Listeria monocytogenes, Mycoplasma hominis, Ureaplasma urealyticum, Toxoplasma gondii, and viruses (herpes simplex, cytomegalovirus, rubella) have been variously associated with spontaneous abortion, but none has been proven to cause RPL. Diagnosis can be made using cervical cultures, viral titers, or serum antibodies. Directed antibiotic therapy may be useful if a causative agent is identified.
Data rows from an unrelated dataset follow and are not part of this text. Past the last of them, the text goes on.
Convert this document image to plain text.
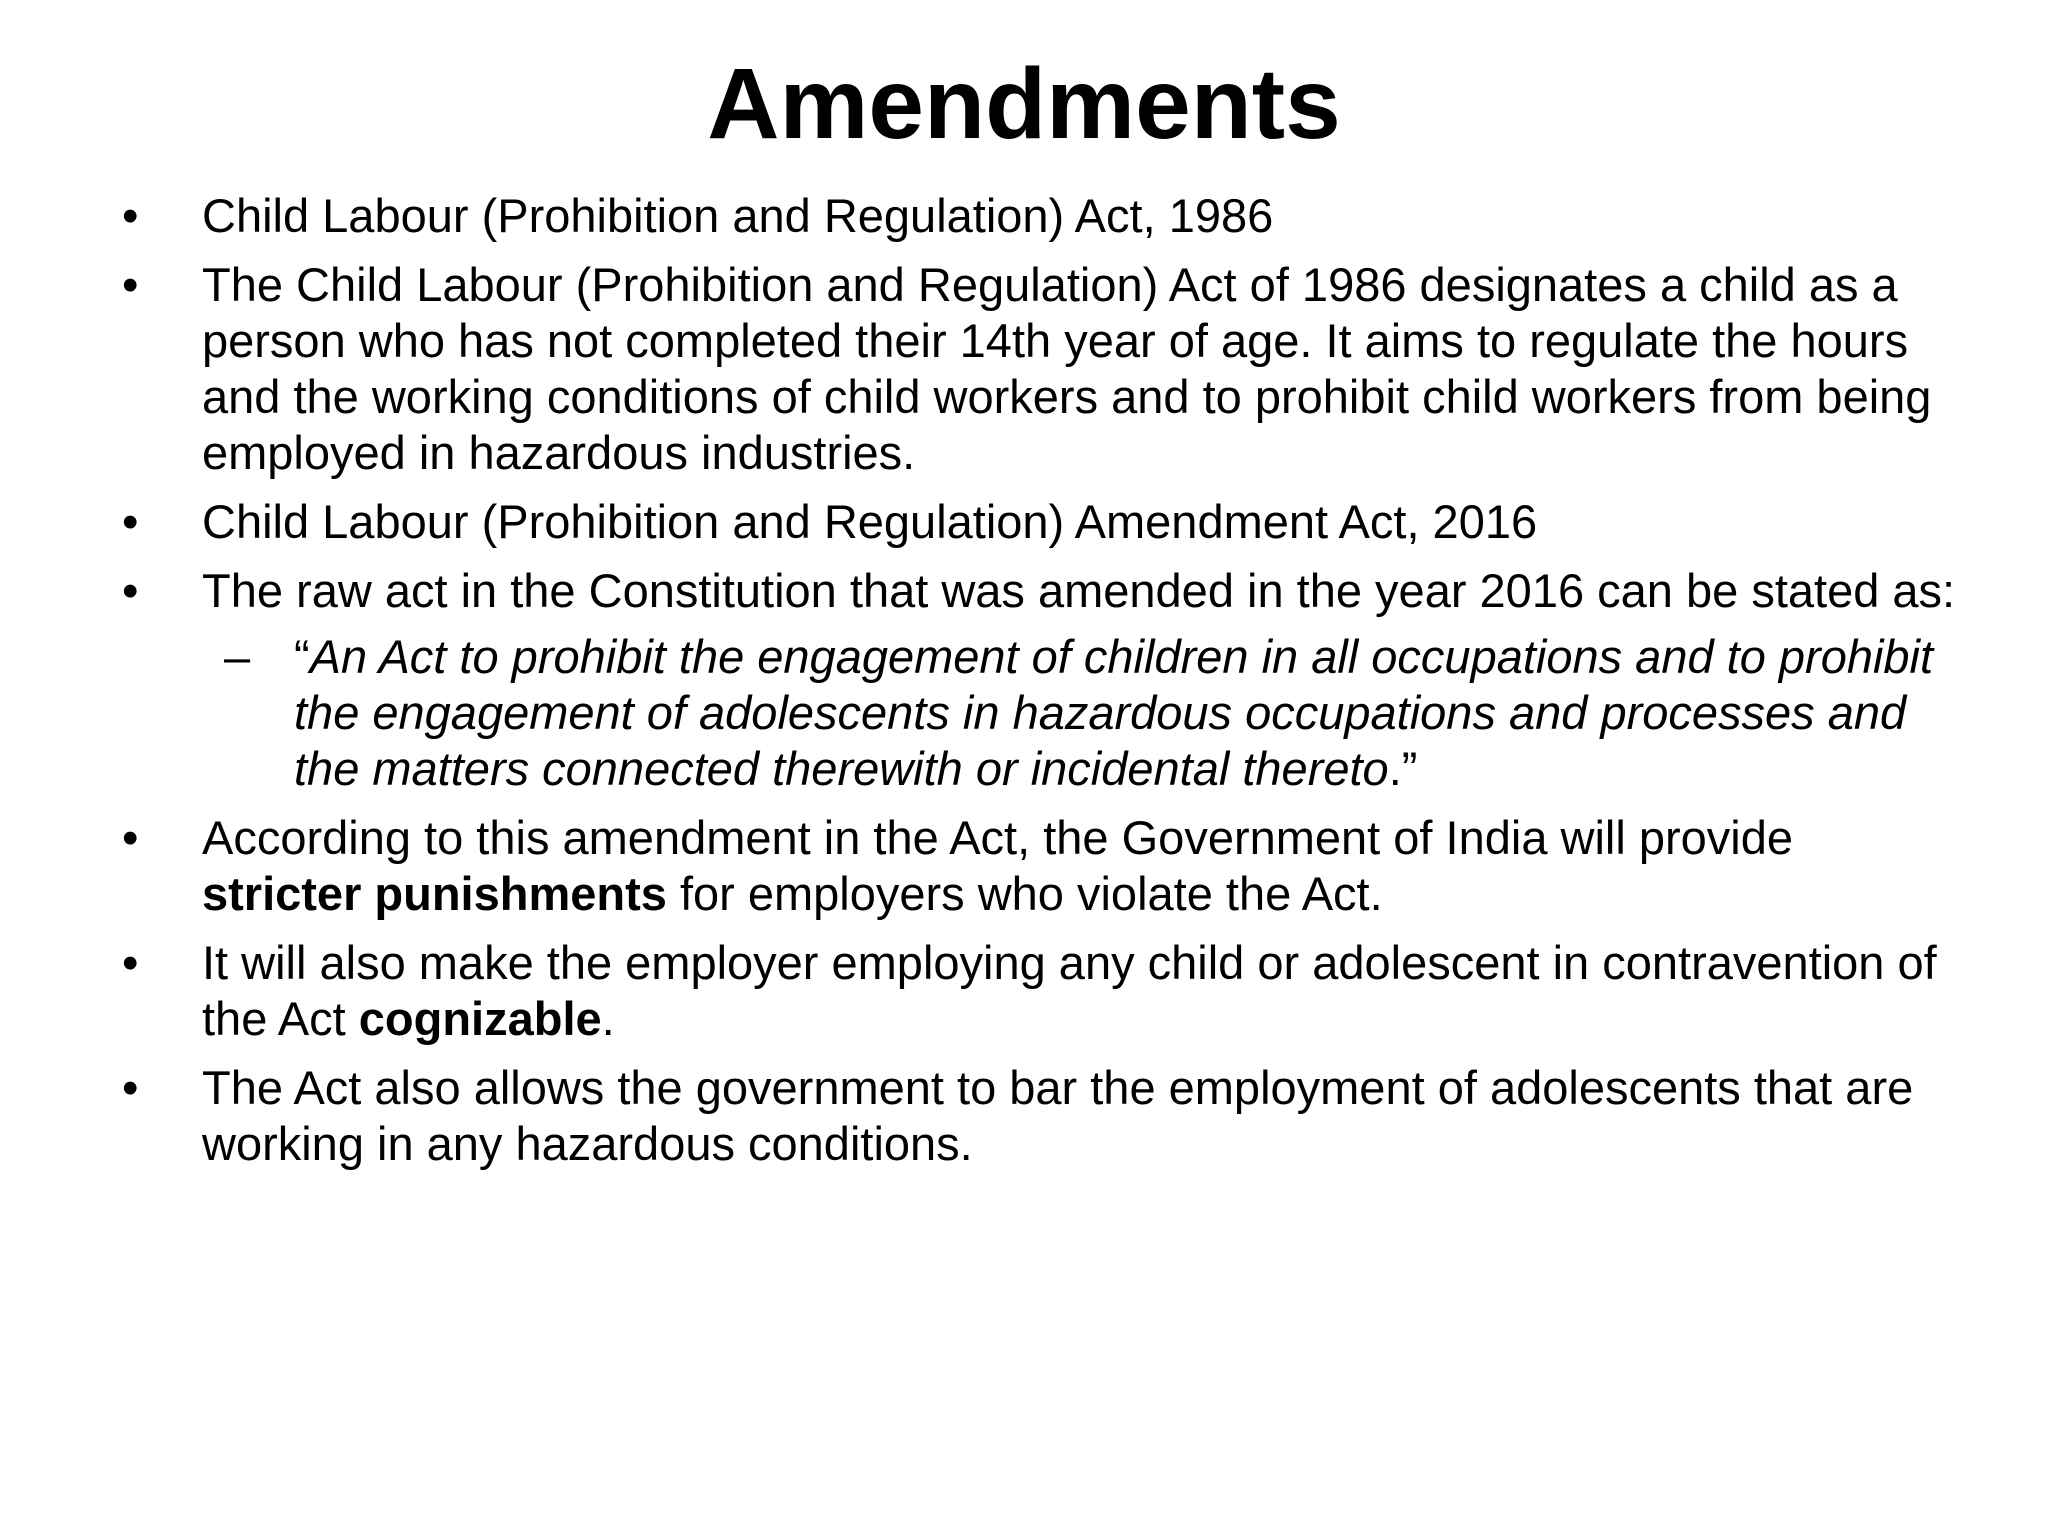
Amendments
•	Child Labour (Prohibition and Regulation) Act, 1986
•	The Child Labour (Prohibition and Regulation) Act of 1986 designates a child as a person who has not completed their 14th year of age. It aims to regulate the hours and the working conditions of child workers and to prohibit child workers from being employed in hazardous industries.
•	Child Labour (Prohibition and Regulation) Amendment Act, 2016
•	The raw act in the Constitution that was amended in the year 2016 can be stated as:
– “An Act to prohibit the engagement of children in all occupations and to prohibit the engagement of adolescents in hazardous occupations and processes and the matters connected therewith or incidental thereto.”
•	According to this amendment in the Act, the Government of India will provide stricter punishments for employers who violate the Act.
•	It will also make the employer employing any child or adolescent in contravention of the Act cognizable.
•	The Act also allows the government to bar the employment of adolescents that are working in any hazardous conditions.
However, empiric treatment with doxycycline or erythromycin may be more cost-effective and efficient.

Other possible factors

• Thrombophilia –

Thrombophilia (propensity for blood clots) increases the risk of RPL. The most common types are factor V Leiden and prothrombin G2010A mutation. Anticoagulant therapy may improve the chances of carrying the pregnancy to term.

• Environmental toxins –

Environmental toxins such as smoking, alcohol, and heavy coffee consumption have been associated with an increased risk of spontaneous miscarriage, but not RPL. Regardless, use should be curtailed if possible.

• Drugs –

Drugs such as folic acid antagonists, valproic acid, warfarin, anesthetic gases, tetrachloroethylene, and isotretinoin (Accutane) are also speculative causes.

Prognosis

• If the likely cause can be determined, treatment is to be directed accordingly.
• Close surveillance during pregnancy is generally recommended for RPL patients who become pregnant. Couples are often anxious, frustrated, and on the verge of despair. Fortunately, the possibility of achieving a live birth is high.